Performance depends upon many factors, including entropy of the input data (higher entropy = more ANS stack memory operations = lower performance), number of SMs on the device and batch/data sizes. Here are some sample runs using an A100 GPU and the sync/alloc-free API on a batch size of 1 from the python PyTorch API, using torch.normal(0, 1.0, [size], dtype=dt, ...) to approximate a typical quasi-Gaussian data distribution as seen in real ML data. The float codec for bfloat16 extracts and compresses just the 8 bit exponent, while for float16 it currently operates on the most significant byte of the float word (containing the sign bit, 5 bits of exponent and 2 bits of significand). Typical ML float data might only have 2.7 bits of entropy in the exponent, so the savings ((8 + 2.7) / 16 ~= 0.67x for bfloat16, (11 + 2.7) / 16 ~= 0.85x for float16) is what is seen in the exponent-only strategy.

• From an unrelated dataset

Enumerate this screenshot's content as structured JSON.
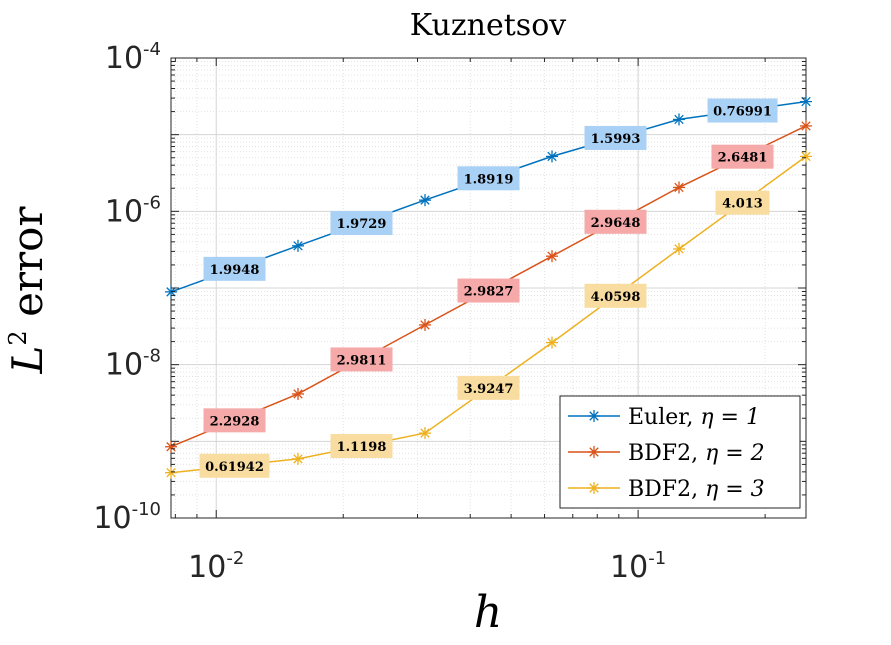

non-batch bfloat16 performance non-batch float16 performance

Planned extensions

  • float32 support, possibly float64 support
  • compression options to expect semi-sparse floating point data for higher compression (>10% zero values)
  • a fused kernel implementation (likely using CUDA cooperative groups) to support single-kernel compression and decompression minimizing temporary memory usage
  • a fused kernel implementation using the above to support persistent NCCL-like all-reduce for collective communications libraries
  • CUB-like APIs for fusing warp-oriented ANS compression and decompression into arbitrary user kernels
  • int32/int64 compression using a fixed-word size LZ-type window history
  • support for embedding table compression with sparse reads/row gathers

References

Prior GPU-based ANS implementations to my knowledge include:

Related GPU entropy coder works include:

Related lossless floating point compression works include:

These works are sometimes oriented at compressing HPC-type data (e.g., 2d/3d/Nd grid data) where there may be local/dimensional correlations that can be exploited.

nvCOMP, Nvidia's GPU lossless compression library.

License

DietGPU is licensed with the MIT license, available in the LICENSE file at the top level.